Les violences sexuelles à caractère incestueux. CNRS, 2017
Les violences sexuelles à caractère incestueux, CNRS, 2017
Il s’agit d’un rapport à destination du Ministère des familles, de l’enfance et des droits des femmes, remis en avril 2017, dans le cadre du 1er Plan de lutte contre les violences faites aux enfants lancé le 1er mars. Il est coordonné par Sylvie Cromer.
http://www.cnrs.fr/inshs/recherche/docs-actualites/violences-sexuelles.pdf
Voici les données les plus intéressantes :
p. 15, encadré. Très pertinentes considérations historiques , qui montrent en quoi, de tous temps, les définitions juridiques du viol ont laissé de côté certains viols opérés sur des garçons ou des hommes. Autrement dit, il s’agit d’une discrimination fondée sur le sexe, déjà présente dans la société bourgeoise et qui perdure aujourd’hui, sous une autre forme :
Jusqu’en 1980, la définition du viol est absente du Code pénal. Elle restait dans la continuité de l’implicite du Code de 1810 qui renvoyait à la définition du viol héritée de la période moderne. La pénétration contrainte d’un homme ou d’un enfant mâle ne tombait alors que sous le chef d’« attentat à la pudeur avec violence ». La redéfinition de 1980 a été à ce titre une rupture importante : dire que « tout acte de pénétration sexuelle, de quelque nature qu’il soit, commis sur la personne d’autrui par violence, contrainte, menace ou surprise » (article L.222-23 du Code pénal) indexe le viol sur « l’effraction des frontières du corps », les limites du corps étant aujourd’hui considérées comme celles de l’individu,et non sur le genre de la victime ou de l’auteur. Toutefois, le critère de la pénétration (absent dans la définition fédérale du viol aux etats-Unis), continue aujourd’hui encore à hiérarchiser en France le crime (viol, passible des Assises) et le délit (agression sexuelle, correctionnalisée, article 222-22 du Code Pénal), et tend à maintenir l’ancien implicite hétérosexué. Une fellation commise sur un garçon, par exemple, ne tombe pas sous la catégorie de viol, pas davantage qu’un rapport sexuel contraint dans lequel le garçon est le pénétrant. Plus largement, la référence légale à la « pénétration sexuelle » peut être interprétée en fonction d’une lecture genrée qui la restreint à la pénétration par un pénis.

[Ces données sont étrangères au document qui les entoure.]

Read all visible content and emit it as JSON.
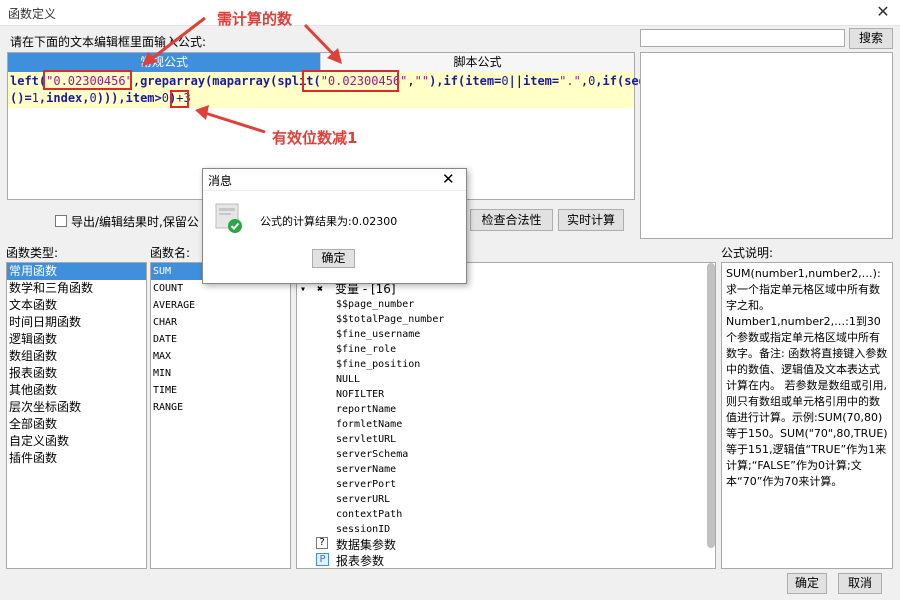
{
  "window": {
    "title": "函数定义"
  },
  "prompt": "请在下面的文本编辑框里面输入公式:",
  "search": {
    "placeholder": "",
    "button": "搜索"
  },
  "tabs": [
    {
      "label": "常规公式",
      "active": true
    },
    {
      "label": "脚本公式",
      "active": false
    }
  ],
  "code": {
    "line1": [
      {
        "t": "left(",
        "c": "kw"
      },
      {
        "t": "\"0.02300456\"",
        "c": "str"
      },
      {
        "t": ",",
        "c": ""
      },
      {
        "t": "greparray(maparray(split(",
        "c": "kw"
      },
      {
        "t": "\"0.02300456\"",
        "c": "str"
      },
      {
        "t": ",",
        "c": ""
      },
      {
        "t": "\"\"",
        "c": "str"
      },
      {
        "t": "),if(item=",
        "c": "kw"
      },
      {
        "t": "0",
        "c": "num"
      },
      {
        "t": "||item=",
        "c": "kw"
      },
      {
        "t": "\".\"",
        "c": "str"
      },
      {
        "t": ",",
        "c": ""
      },
      {
        "t": "0",
        "c": "num"
      },
      {
        "t": ",if(seq",
        "c": "kw"
      }
    ],
    "line2": [
      {
        "t": "()=",
        "c": "kw"
      },
      {
        "t": "1",
        "c": "num"
      },
      {
        "t": ",index,",
        "c": "kw"
      },
      {
        "t": "0",
        "c": "num"
      },
      {
        "t": "))),item>",
        "c": "kw"
      },
      {
        "t": "0",
        "c": "num"
      },
      {
        "t": ")",
        "c": "kw"
      },
      {
        "t": "+3",
        "c": "num"
      }
    ]
  },
  "options": {
    "checkbox_label": "导出/编辑结果时,保留公",
    "check_button": "检查合法性",
    "realtime_button": "实时计算"
  },
  "labels": {
    "func_type": "函数类型:",
    "func_name": "函数名:",
    "desc": "公式说明:"
  },
  "func_types": [
    "常用函数",
    "数学和三角函数",
    "文本函数",
    "时间日期函数",
    "逻辑函数",
    "数组函数",
    "报表函数",
    "其他函数",
    "层次坐标函数",
    "全部函数",
    "自定义函数",
    "插件函数"
  ],
  "func_names": [
    "SUM",
    "COUNT",
    "AVERAGE",
    "CHAR",
    "DATE",
    "MAX",
    "MIN",
    "TIME",
    "RANGE"
  ],
  "tree": {
    "variables_label": "变量 - [16]",
    "variables": [
      "$$page_number",
      "$$totalPage_number",
      "$fine_username",
      "$fine_role",
      "$fine_position",
      "NULL",
      "NOFILTER",
      "reportName",
      "formletName",
      "servletURL",
      "serverSchema",
      "serverName",
      "serverPort",
      "serverURL",
      "contextPath",
      "sessionID"
    ],
    "dataset_label": "数据集参数",
    "report_label": "报表参数"
  },
  "description": "SUM(number1,number2,…): 求一个指定单元格区域中所有数字之和。Number1,number2,…:1到30个参数或指定单元格区域中所有数字。备注: 函数将直接键入参数中的数值、逻辑值及文本表达式计算在内。 若参数是数组或引用,则只有数组或单元格引用中的数值进行计算。示例:SUM(70,80)等于150。SUM(\"70\",80,TRUE)等于151,逻辑值“TRUE”作为1来计算;“FALSE”作为0计算;文本“70”作为70来计算。",
  "footer": {
    "ok": "确定",
    "cancel": "取消"
  },
  "dialog": {
    "title": "消息",
    "message": "公式的计算结果为:0.02300",
    "ok": "确定"
  },
  "annotations": {
    "top": "需计算的数",
    "bottom": "有效位数减1"
  },
  "colors": {
    "accent": "#3f8fdc",
    "annotation": "#e0403a",
    "code_bg": "#ffffc6"
  }
}
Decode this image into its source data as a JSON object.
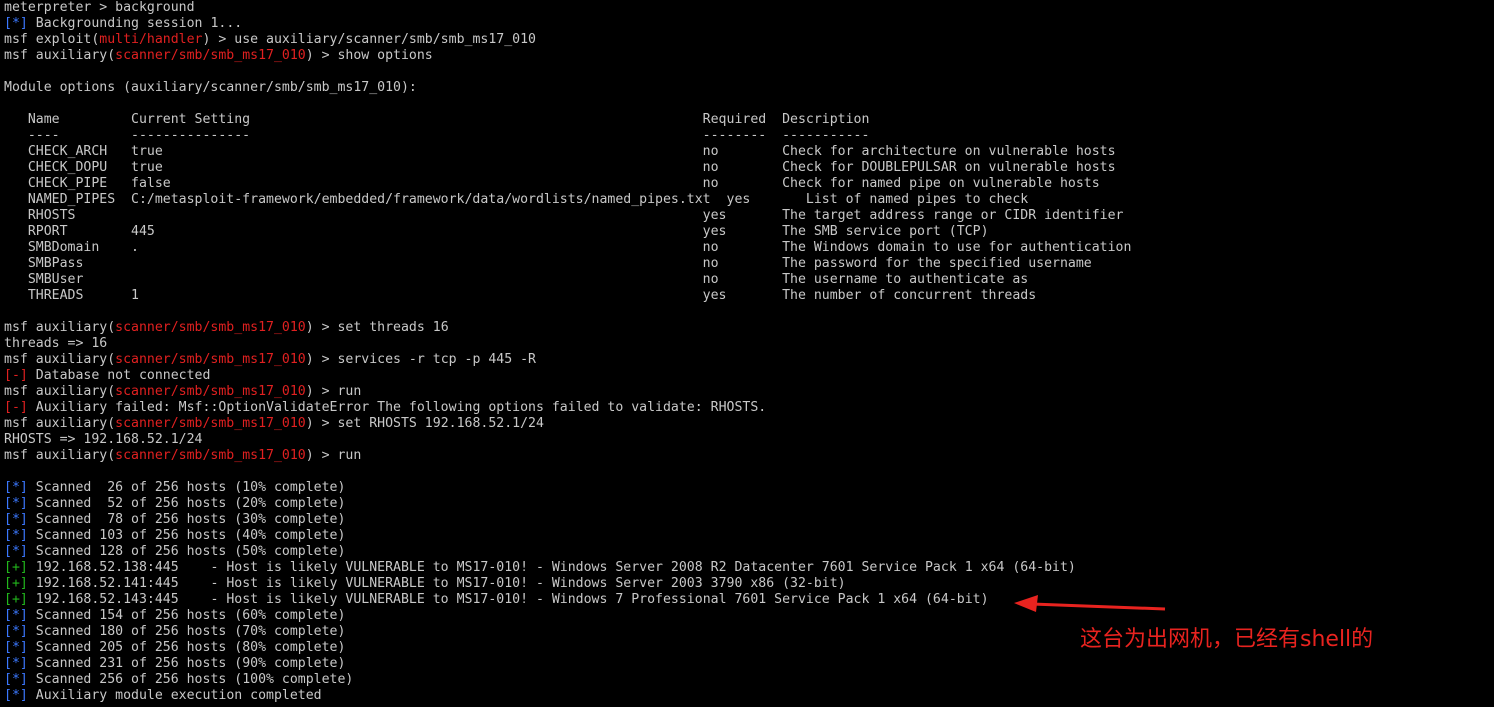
{
  "lines": [
    {
      "k": "t",
      "a": "meterpreter > background"
    },
    {
      "k": "bt",
      "b": "[*]",
      "a": " Backgrounding session 1..."
    },
    {
      "k": "p",
      "a": "msf exploit(",
      "m": "multi/handler",
      "z": ") > use auxiliary/scanner/smb/smb_ms17_010"
    },
    {
      "k": "p",
      "a": "msf auxiliary(",
      "m": "scanner/smb/smb_ms17_010",
      "z": ") > show options"
    },
    {
      "k": "t",
      "a": ""
    },
    {
      "k": "t",
      "a": "Module options (auxiliary/scanner/smb/smb_ms17_010):"
    },
    {
      "k": "t",
      "a": ""
    },
    {
      "k": "t",
      "a": "   Name         Current Setting                                                         Required  Description"
    },
    {
      "k": "t",
      "a": "   ----         ---------------                                                         --------  -----------"
    },
    {
      "k": "t",
      "a": "   CHECK_ARCH   true                                                                    no        Check for architecture on vulnerable hosts"
    },
    {
      "k": "t",
      "a": "   CHECK_DOPU   true                                                                    no        Check for DOUBLEPULSAR on vulnerable hosts"
    },
    {
      "k": "t",
      "a": "   CHECK_PIPE   false                                                                   no        Check for named pipe on vulnerable hosts"
    },
    {
      "k": "t",
      "a": "   NAMED_PIPES  C:/metasploit-framework/embedded/framework/data/wordlists/named_pipes.txt  yes       List of named pipes to check"
    },
    {
      "k": "t",
      "a": "   RHOSTS                                                                               yes       The target address range or CIDR identifier"
    },
    {
      "k": "t",
      "a": "   RPORT        445                                                                     yes       The SMB service port (TCP)"
    },
    {
      "k": "t",
      "a": "   SMBDomain    .                                                                       no        The Windows domain to use for authentication"
    },
    {
      "k": "t",
      "a": "   SMBPass                                                                              no        The password for the specified username"
    },
    {
      "k": "t",
      "a": "   SMBUser                                                                              no        The username to authenticate as"
    },
    {
      "k": "t",
      "a": "   THREADS      1                                                                       yes       The number of concurrent threads"
    },
    {
      "k": "t",
      "a": ""
    },
    {
      "k": "p",
      "a": "msf auxiliary(",
      "m": "scanner/smb/smb_ms17_010",
      "z": ") > set threads 16"
    },
    {
      "k": "t",
      "a": "threads => 16"
    },
    {
      "k": "p",
      "a": "msf auxiliary(",
      "m": "scanner/smb/smb_ms17_010",
      "z": ") > services -r tcp -p 445 -R"
    },
    {
      "k": "rt",
      "b": "[-]",
      "a": " Database not connected"
    },
    {
      "k": "p",
      "a": "msf auxiliary(",
      "m": "scanner/smb/smb_ms17_010",
      "z": ") > run"
    },
    {
      "k": "rt",
      "b": "[-]",
      "a": " Auxiliary failed: Msf::OptionValidateError The following options failed to validate: RHOSTS."
    },
    {
      "k": "p",
      "a": "msf auxiliary(",
      "m": "scanner/smb/smb_ms17_010",
      "z": ") > set RHOSTS 192.168.52.1/24"
    },
    {
      "k": "t",
      "a": "RHOSTS => 192.168.52.1/24"
    },
    {
      "k": "p",
      "a": "msf auxiliary(",
      "m": "scanner/smb/smb_ms17_010",
      "z": ") > run"
    },
    {
      "k": "t",
      "a": ""
    },
    {
      "k": "bt",
      "b": "[*]",
      "a": " Scanned  26 of 256 hosts (10% complete)"
    },
    {
      "k": "bt",
      "b": "[*]",
      "a": " Scanned  52 of 256 hosts (20% complete)"
    },
    {
      "k": "bt",
      "b": "[*]",
      "a": " Scanned  78 of 256 hosts (30% complete)"
    },
    {
      "k": "bt",
      "b": "[*]",
      "a": " Scanned 103 of 256 hosts (40% complete)"
    },
    {
      "k": "bt",
      "b": "[*]",
      "a": " Scanned 128 of 256 hosts (50% complete)"
    },
    {
      "k": "gt",
      "b": "[+]",
      "a": " 192.168.52.138:445    - Host is likely VULNERABLE to MS17-010! - Windows Server 2008 R2 Datacenter 7601 Service Pack 1 x64 (64-bit)"
    },
    {
      "k": "gt",
      "b": "[+]",
      "a": " 192.168.52.141:445    - Host is likely VULNERABLE to MS17-010! - Windows Server 2003 3790 x86 (32-bit)"
    },
    {
      "k": "gt",
      "b": "[+]",
      "a": " 192.168.52.143:445    - Host is likely VULNERABLE to MS17-010! - Windows 7 Professional 7601 Service Pack 1 x64 (64-bit)"
    },
    {
      "k": "bt",
      "b": "[*]",
      "a": " Scanned 154 of 256 hosts (60% complete)"
    },
    {
      "k": "bt",
      "b": "[*]",
      "a": " Scanned 180 of 256 hosts (70% complete)"
    },
    {
      "k": "bt",
      "b": "[*]",
      "a": " Scanned 205 of 256 hosts (80% complete)"
    },
    {
      "k": "bt",
      "b": "[*]",
      "a": " Scanned 231 of 256 hosts (90% complete)"
    },
    {
      "k": "bt",
      "b": "[*]",
      "a": " Scanned 256 of 256 hosts (100% complete)"
    },
    {
      "k": "bt",
      "b": "[*]",
      "a": " Auxiliary module execution completed"
    }
  ],
  "annotation": {
    "text": "这台为出网机，已经有shell的",
    "color": "#e8231f"
  },
  "colors": {
    "background": "#000000",
    "text": "#c8c8c8",
    "module": "#e02020",
    "info_tag": "#3b78ff",
    "good_tag": "#22b81c",
    "error_tag": "#e02020",
    "arrow": "#e8231f"
  }
}
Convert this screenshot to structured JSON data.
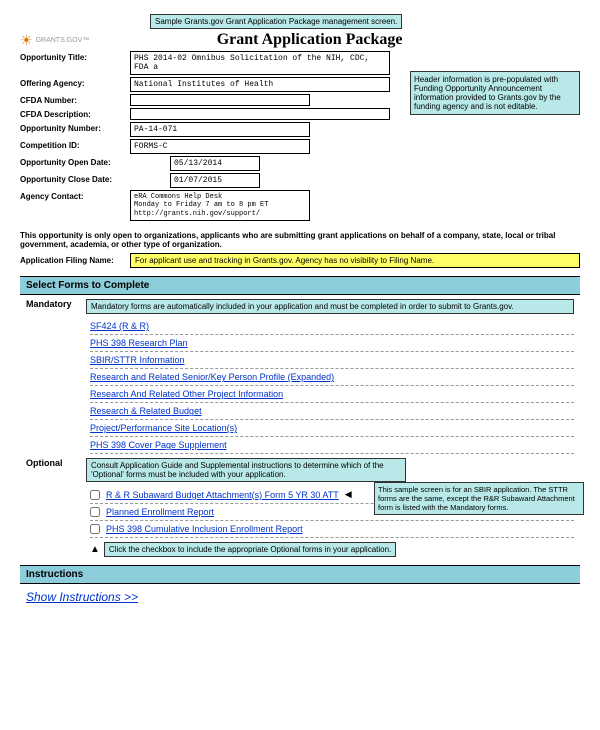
{
  "top_callout": "Sample Grants.gov Grant Application Package management screen.",
  "logo_text": "GRANTS.GOV™",
  "page_title": "Grant Application Package",
  "fields": {
    "opportunity_title": {
      "label": "Opportunity Title:",
      "value": "PHS 2014-02 Omnibus Solicitation of the NIH, CDC, FDA a"
    },
    "offering_agency": {
      "label": "Offering Agency:",
      "value": "National Institutes of Health"
    },
    "cfda_number": {
      "label": "CFDA Number:",
      "value": ""
    },
    "cfda_description": {
      "label": "CFDA Description:",
      "value": ""
    },
    "opportunity_number": {
      "label": "Opportunity Number:",
      "value": "PA-14-071"
    },
    "competition_id": {
      "label": "Competition ID:",
      "value": "FORMS-C"
    },
    "open_date": {
      "label": "Opportunity Open Date:",
      "value": "05/13/2014"
    },
    "close_date": {
      "label": "Opportunity Close Date:",
      "value": "01/07/2015"
    },
    "agency_contact": {
      "label": "Agency Contact:",
      "line1": "eRA Commons Help Desk",
      "line2": "Monday to Friday 7 am to 8 pm ET",
      "line3": "http://grants.nih.gov/support/"
    }
  },
  "header_note": "Header information is pre-populated with Funding Opportunity Announcement information provided to Grants.gov by the funding agency and is not editable.",
  "org_note": "This opportunity is only open to organizations, applicants who are submitting grant applications on behalf of a company, state, local or tribal government, academia, or other type of organization.",
  "filing": {
    "label": "Application Filing Name:",
    "value": "For applicant use and tracking in Grants.gov. Agency has no visibility to Filing Name."
  },
  "sections": {
    "select_forms": "Select Forms to Complete",
    "mandatory": "Mandatory",
    "mandatory_note": "Mandatory forms are automatically included in your application and must be completed in order to submit to Grants.gov.",
    "optional": "Optional",
    "optional_note": "Consult Application Guide and Supplemental instructions to determine which of the 'Optional' forms must be included with your application.",
    "instructions": "Instructions"
  },
  "mandatory_forms": [
    "SF424 (R & R)",
    "PHS 398 Research Plan",
    "SBIR/STTR Information",
    "Research and Related Senior/Key Person Profile (Expanded)",
    "Research And Related Other Project Information",
    "Research & Related Budget",
    "Project/Performance Site Location(s)",
    "PHS 398 Cover Page Supplement"
  ],
  "optional_forms": [
    "R & R Subaward Budget Attachment(s) Form 5 YR 30 ATT",
    "Planned Enrollment Report",
    "PHS 398 Cumulative Inclusion Enrollment Report"
  ],
  "optional_side_note": "This sample screen is for an SBIR application. The STTR forms are the same, except the R&R Subaward Attachment form is listed with the Mandatory forms.",
  "checkbox_note": "Click the checkbox to include the appropriate Optional forms in your application.",
  "show_instructions": "Show Instructions >>"
}
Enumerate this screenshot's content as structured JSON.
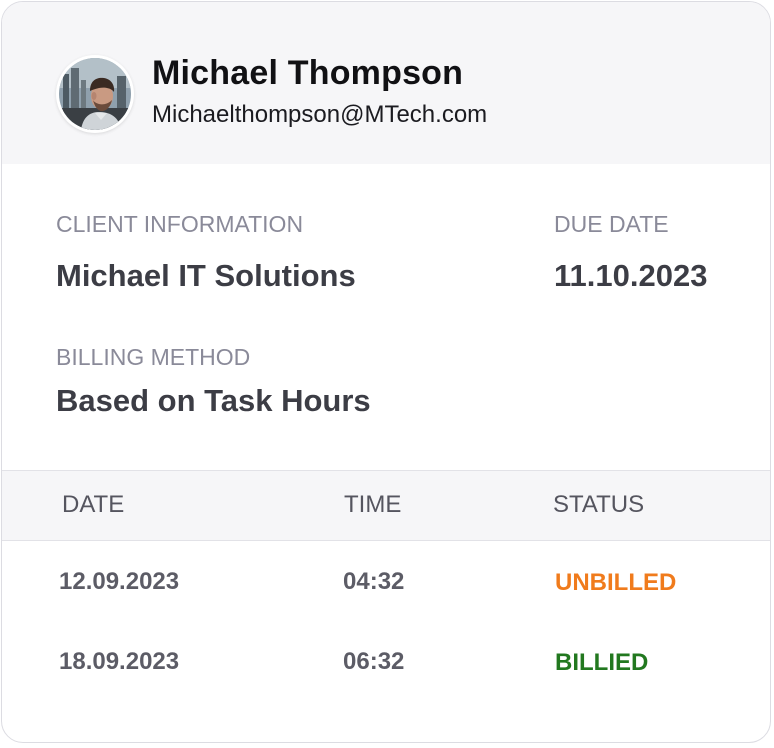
{
  "profile": {
    "name": "Michael Thompson",
    "email": "Michaelthompson@MTech.com",
    "avatar_icon": "user-avatar-photo"
  },
  "client": {
    "label": "CLIENT INFORMATION",
    "value": "Michael IT Solutions"
  },
  "due": {
    "label": "DUE DATE",
    "value": "11.10.2023"
  },
  "billing": {
    "label": "BILLING METHOD",
    "value": "Based on Task Hours"
  },
  "table": {
    "headers": [
      "DATE",
      "TIME",
      "STATUS"
    ],
    "rows": [
      {
        "date": "12.09.2023",
        "time": "04:32",
        "status": "UNBILLED",
        "status_color": "#f07b1c"
      },
      {
        "date": "18.09.2023",
        "time": "06:32",
        "status": "BILLIED",
        "status_color": "#22781f"
      }
    ]
  },
  "colors": {
    "header_bg": "#f6f6f8",
    "unbilled": "#f07b1c",
    "billed": "#22781f"
  }
}
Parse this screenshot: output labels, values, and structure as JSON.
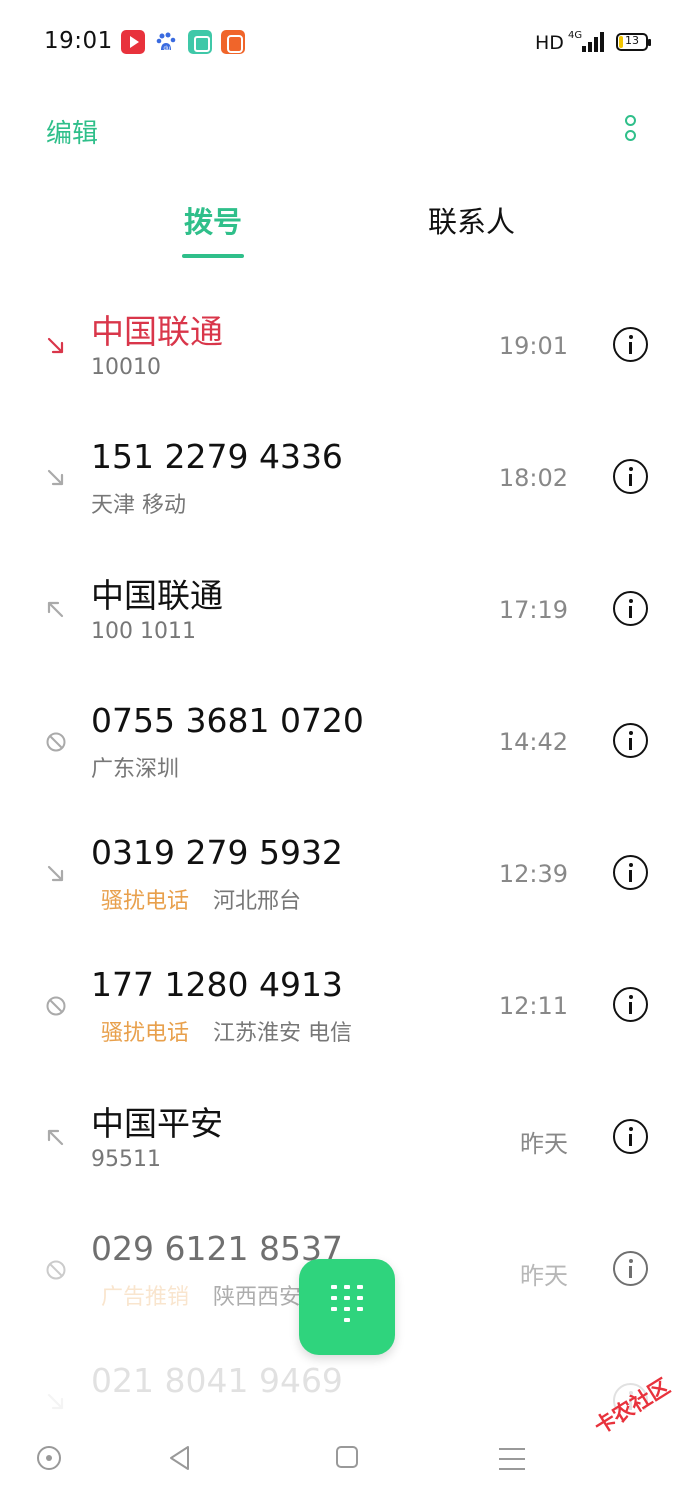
{
  "status_bar": {
    "time": "19:01",
    "hd": "HD",
    "network": "4G",
    "battery_level": 13,
    "battery_text": "13",
    "notification_icons": [
      "video-app-icon",
      "baidu-icon",
      "gallery-app-icon",
      "kuaishou-icon"
    ]
  },
  "header": {
    "edit_label": "编辑",
    "more_icon": "more-vertical-icon"
  },
  "tabs": [
    {
      "label": "拨号",
      "active": true
    },
    {
      "label": "联系人",
      "active": false
    }
  ],
  "calls": [
    {
      "name": "中国联通",
      "sub": "10010",
      "tag": "",
      "time": "19:01",
      "type": "missed"
    },
    {
      "name": "151 2279 4336",
      "sub": "天津 移动",
      "tag": "",
      "time": "18:02",
      "type": "incoming"
    },
    {
      "name": "中国联通",
      "sub": "100 1011",
      "tag": "",
      "time": "17:19",
      "type": "outgoing"
    },
    {
      "name": "0755 3681 0720",
      "sub": "广东深圳",
      "tag": "",
      "time": "14:42",
      "type": "blocked"
    },
    {
      "name": "0319 279 5932",
      "sub": "河北邢台",
      "tag": "骚扰电话",
      "time": "12:39",
      "type": "incoming"
    },
    {
      "name": "177 1280 4913",
      "sub": "江苏淮安 电信",
      "tag": "骚扰电话",
      "time": "12:11",
      "type": "blocked"
    },
    {
      "name": "中国平安",
      "sub": "95511",
      "tag": "",
      "time": "昨天",
      "type": "outgoing"
    },
    {
      "name": "029 6121 8537",
      "sub": "陕西西安",
      "tag": "广告推销",
      "time": "昨天",
      "type": "blocked"
    },
    {
      "name": "021 8041 9469",
      "sub": "",
      "tag": "",
      "time": "",
      "type": "incoming"
    }
  ],
  "fab": {
    "icon": "dialpad-icon"
  },
  "nav": [
    "recent-apps-icon",
    "back-icon",
    "home-icon",
    "menu-icon"
  ],
  "watermark": "卡农社区",
  "colors": {
    "accent": "#2fbf8a",
    "fab": "#2fd47d",
    "missed": "#d9364a",
    "spam_tag": "#e8a04c"
  }
}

p. 18. C’est pourquoi une équipe lilloise a choisi, pour un travail sur 1000 dossiers traités par la Justice, de prendre en compte comme viol, au-delà du critère de "pénétration" :
- les viols classiques (par organes sexuels dans vagin ou anus)
- les pénétrations avec objets (dans vagin/anus)
- les pénétrations digitales (dans vagin/anus)
- les fellations subies
- les fellations à pratiquer sur autrui imposées
- les masturbations subies
- les masturbations à pratiquer sur autrui imposées
- les cunnilingus subis
- les cunnilingus à pratiquer sur autrui imposés.
Ces critères pourraient servir de base à une discussion pour une redéfinition juridique du crime.
p. 21-22. Une recension des enquêtes françaises fait apparaître les difficultés liées au questionnement rétrospectif et aux différences de méthodologie. Elle aboutit cependant à une conclusion signifiante :
Pour autant toutes ces enquêtes montrent que les violences sexuelles se produisent majoritairement au cours de l’enfance ou de l’adolescence, que les femmes déclarent des violences sexuelles dans des proportions supérieures à celles des hommes, enfin que la famille et les relations avec les proches constituent un espace de victimation majeur aussi bien pour les filles que pour les garçons.
p. 16. Au passage est évoquée l’utilisation des (fausses) accusations d’inceste dirigées contre les pères dans le cadre des procédures de divorce. Même si l’importance en est sous-estimée, on ne peut que saluer la reconnaissance "politiquement incorrecte" de cette réalité, rare dans un rapport officiel :
(...) l’instrumentalisation des données sur les violences sexuelles représente un risque réel, en particulier dans le cadre des divorces et des séparations. (...) Les accusations de violences sexuelles sont aussi parfois mobilisées par des mères réclamant la garde des enfants. Des recherches devraient être entreprises en ce sens, afin de quantifier et de qualifier un phénomène certes observable, mais qui n’est pas encore analysé.